# kernel quellen

## cybersnacker

Hallo @Forum,

4uI:

seit etwas kuerzerer Zeit bin ich auch "endlich" in das Gentoo Lager gestossen, dies mit grosser Freude und Ueberraschung an dem doch so

ausgefeilten und voreinling stabilen System... 

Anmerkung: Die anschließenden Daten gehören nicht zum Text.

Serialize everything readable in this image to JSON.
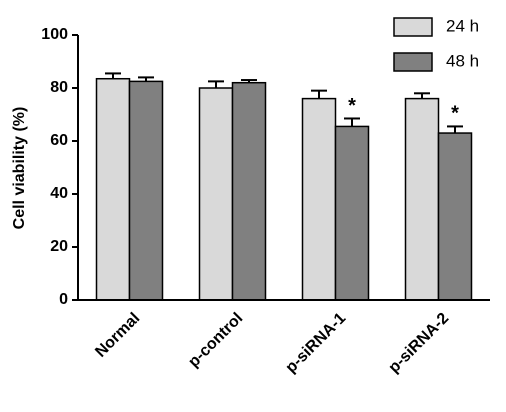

Wen's interessiert, bin schon lange im Lande der Linuxianer unterwegs, ward aber mehr der etwas angestaubten Debian Ecke verhalten, da einerseits aber schon lange der Gedanke zum Wechsel auf BSD anlag, leider aber immer wieder aufgrund hinterhertaumelnder Aktualitaet dortiger Packete verworfen, erfreue ich mich nun an den Backports aus Gentoo:)

Zu meine Frage:

Ein wenig verwundert, komplettes System laeuft stabil nach Stage 3 Aufbau, musst ich nun doch mal was am Kernel schrauben, wechsel aus alter Gewohnheit ins usr/linux dir und siehe da, he, kein make menuconfig?!? Musst ich mit Ueberraschung feststellen, das sich zu meinem 2.6.25 Kernel ein release8 auf die Platte eingeschlichen hat, der softlink weiterhin auf release7 zeigt, wo nurnoch die Objekt Modul Dateien zu finden sind... Frag ich mich, was hat sich denn da nun abgespielt... 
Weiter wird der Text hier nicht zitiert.